Alright! After some time of fiddling with what works, what doesn't, what looks good, what's not worth bothering with, I've finally gotten a framework for some kind of engine that generates terrain as far as your computer can support it.
I know, I know, it's been done before
(But not in B4GL
)
Jumping right in:
Each section is loaded in real time by only going through parts of the generation iteration at a time (the PARTIAL_LOAD_VARIABLE thing), rather than all at once which would just stutter all over the place. I'll try and make this dynamic in real time based on some fixed FPS value (So the generation properly matches hardware).

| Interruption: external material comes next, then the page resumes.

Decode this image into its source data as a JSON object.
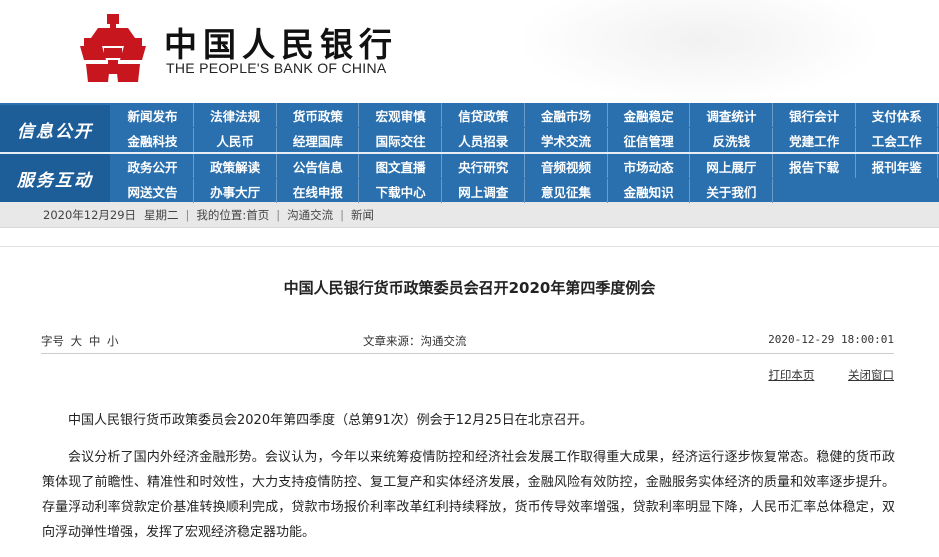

The terrain is generated starting with the chunks closest to the camera and loaded out. So, if you're not going too fast, there should always be terrain under the camera (unless you're running this on a toaster). The terrain is kept in an array (which you can easily change the size of btw).
When the camera enters a new section, the cells in the array are pushed back by one and the "new" cells are re-loaded. The code has a somewhat better description. But, when this happens multiple times successively, the program crashes, probably due to trying to delete empty memory. Or perhaps trying to access memory that doesn't exist. That will probably need to be fixed before going on. But this allows for seemingly "infinite" terrain.
There's a lot of variables throughout the code that can be changed (most of them as const's) that may or may not change/break the code. Most notable are the ones in "InitPerlinNoise()" and GLOBAL_SEED.
If you want to just see what's happening overall, comment out "UpdateTerrainManager(Terrain, vec2(Cam.Pos(0),Cam.Pos(2)))" in the main file (line 98), and maybe bump up the MAX_VIEW_DISTANCE variable.
Any feedback is appreciated. Especially those concerning shaders not compiling or "wow, this is like watching a slide show", etc.